Business Week asks if GM (GM) should be replaced in the Dow.
My answer is a resounding: Duh!
And take Alcoa (AA) with you.
First, there’s a little back story involved. The Dow Jones Indexes are owned coincidentally enough by Dow Jones & Co. (DJ). The company also publishes Barron’s and the Wall Street Journal. Business Week is owned by McGraw Hill (MHP) which also owns Standard & Poor’s, which coincidentally enough, owns the S&P Indexes. So we have a little inter-indexian warfare going on.
I’ll be very simple: The Dow is a lousy index. The big advantage it has is age. The Dow is a price-weighted index which means that it’s calculated by adding up the 30 stocks and multiplying by a variable (about eight) to get the magic number.
The S&P 500 is much better and it’s the one I follow most closely. The stocks are weighted by market value and it uses 500 stocks. Over the past few decades, the Dow has slowly lost ground relative to the S&P 500.
Forty years ago, the Dow was about 10 times the S&P. Thirty years ago, it was nine times. Twenty-five years ago, it fell below eight and twenty years ago, it fell below seven. Beginning in the mid-80s, the Dow regained some of its lost ground. The Dow generally falls less than the market as a whole during bear markets, and trails it during bull markets.
The bursting of the tech bubble was good news for the Dow. By the market’s low, the index vaulted all the way to 9.75 times the S&P. Since then, it’s been three-and-a-half rough years for the Dow. The ratio is back down to 8.6.
General Motors now has a market value of roughly $10 billion, about one-twelfth that of Google (GOOG). Its debt, which is rated as junk, represents about 4,000 Dow points. The company is simply no longer a good barometer of the American economy.

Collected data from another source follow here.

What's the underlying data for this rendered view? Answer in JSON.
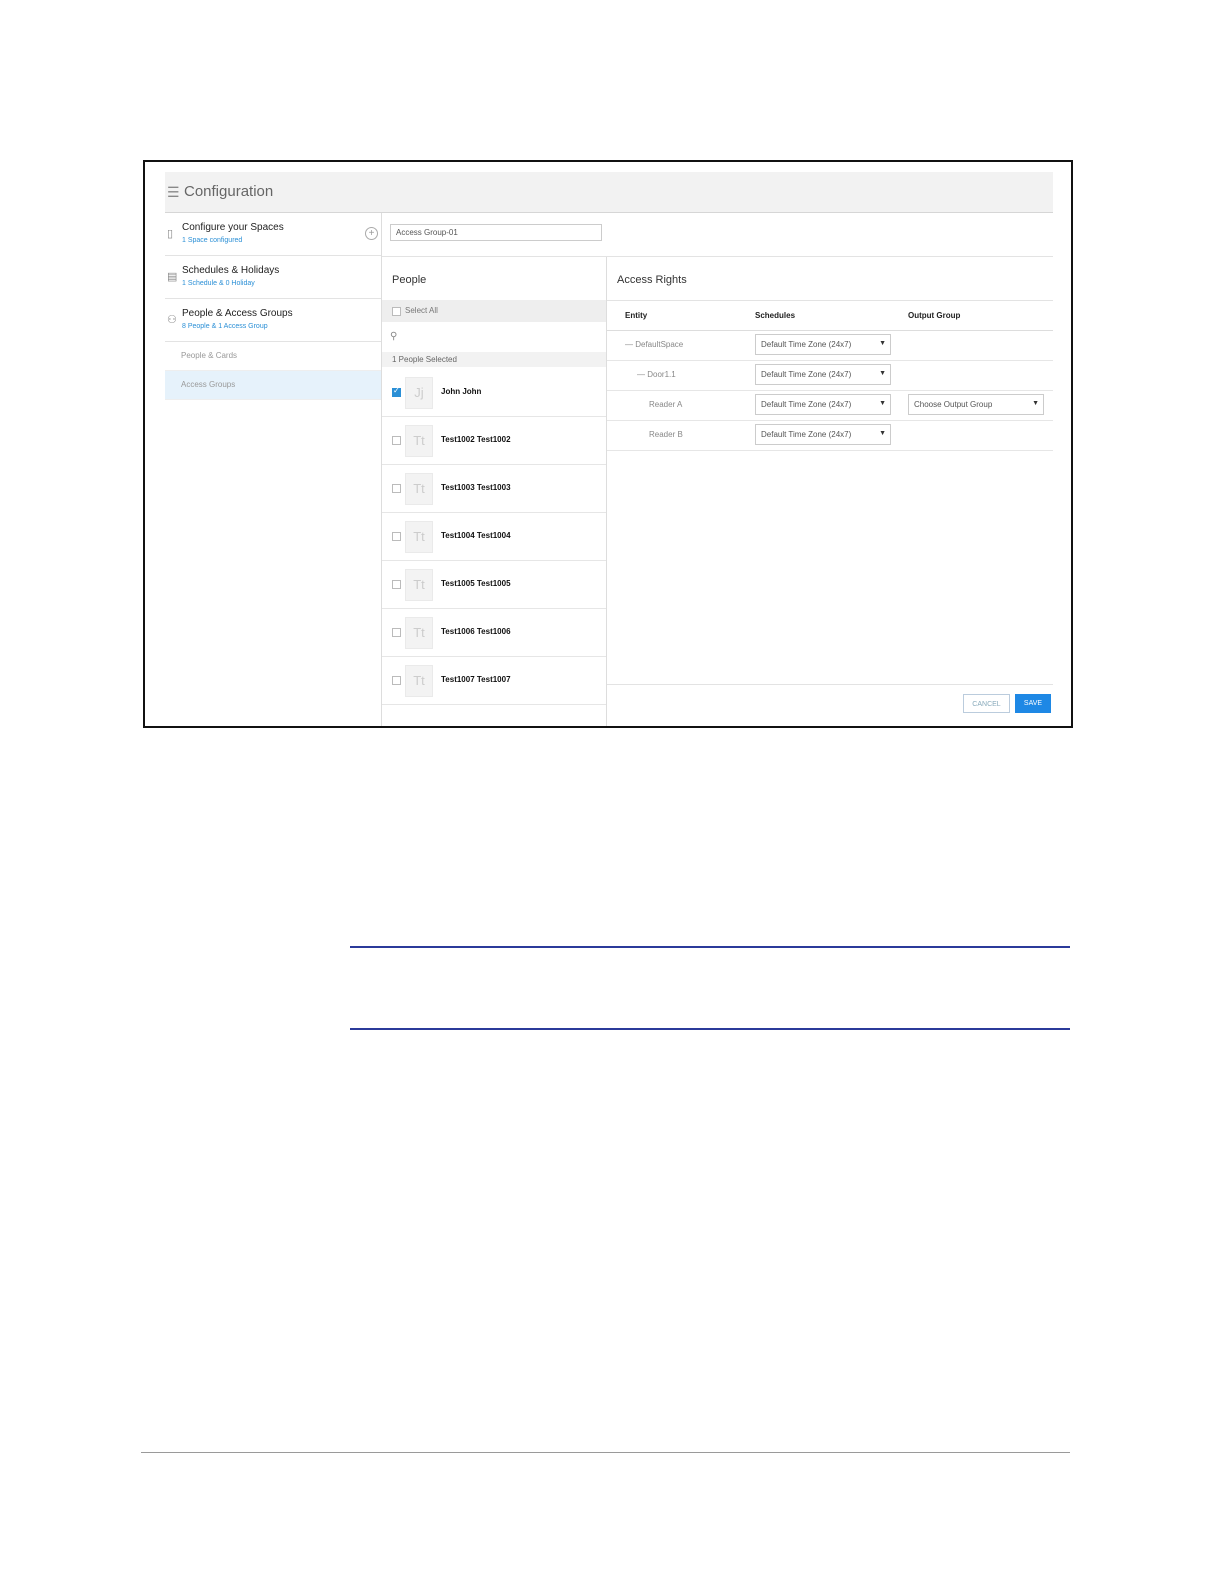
{
  "app": {
    "title": "Configuration"
  },
  "sidebar": {
    "items": [
      {
        "title": "Configure your Spaces",
        "subtitle": "1 Space configured",
        "has_add": true
      },
      {
        "title": "Schedules & Holidays",
        "subtitle": "1 Schedule & 0 Holiday"
      },
      {
        "title": "People & Access Groups",
        "subtitle": "8 People & 1 Access Group"
      }
    ],
    "subitems": [
      {
        "label": "People & Cards",
        "active": false
      },
      {
        "label": "Access Groups",
        "active": true
      }
    ]
  },
  "group_name": {
    "value": "Access Group-01"
  },
  "people": {
    "header": "People",
    "select_all": "Select All",
    "selected_count": "1 People Selected",
    "rows": [
      {
        "initials": "Jj",
        "name": "John John",
        "checked": true
      },
      {
        "initials": "Tt",
        "name": "Test1002 Test1002",
        "checked": false
      },
      {
        "initials": "Tt",
        "name": "Test1003 Test1003",
        "checked": false
      },
      {
        "initials": "Tt",
        "name": "Test1004 Test1004",
        "checked": false
      },
      {
        "initials": "Tt",
        "name": "Test1005 Test1005",
        "checked": false
      },
      {
        "initials": "Tt",
        "name": "Test1006 Test1006",
        "checked": false
      },
      {
        "initials": "Tt",
        "name": "Test1007 Test1007",
        "checked": false
      }
    ]
  },
  "access_rights": {
    "header": "Access Rights",
    "columns": [
      "Entity",
      "Schedules",
      "Output Group"
    ],
    "rows": [
      {
        "entity": "— DefaultSpace",
        "schedule": "Default Time Zone (24x7)",
        "output_group": ""
      },
      {
        "entity": "— Door1.1",
        "schedule": "Default Time Zone (24x7)",
        "output_group": ""
      },
      {
        "entity": "Reader A",
        "schedule": "Default Time Zone (24x7)",
        "output_group": "Choose Output Group"
      },
      {
        "entity": "Reader B",
        "schedule": "Default Time Zone (24x7)",
        "output_group": ""
      }
    ]
  },
  "actions": {
    "cancel": "CANCEL",
    "save": "SAVE"
  },
  "colors": {
    "accent": "#1e88e5",
    "link": "#2a8fd6",
    "active_bg": "#e6f2fb",
    "doc_rule": "#2b3a9a"
  }
}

Here’s an interesting tidbit on the Dow. The editors of the Wall Street Journal changed the index in 1939 by tossing out IBM (IBM). They added it back in 1979. In those 40 years, IBM gained 22,000% If the editors had left the index alone, the Dow would now be about 35% higher than where it is.
All the historical benchmarks would be different. The Dow would have cracked 1,000 in 1961 instead of twelve years later. Behold the power of one really great stock!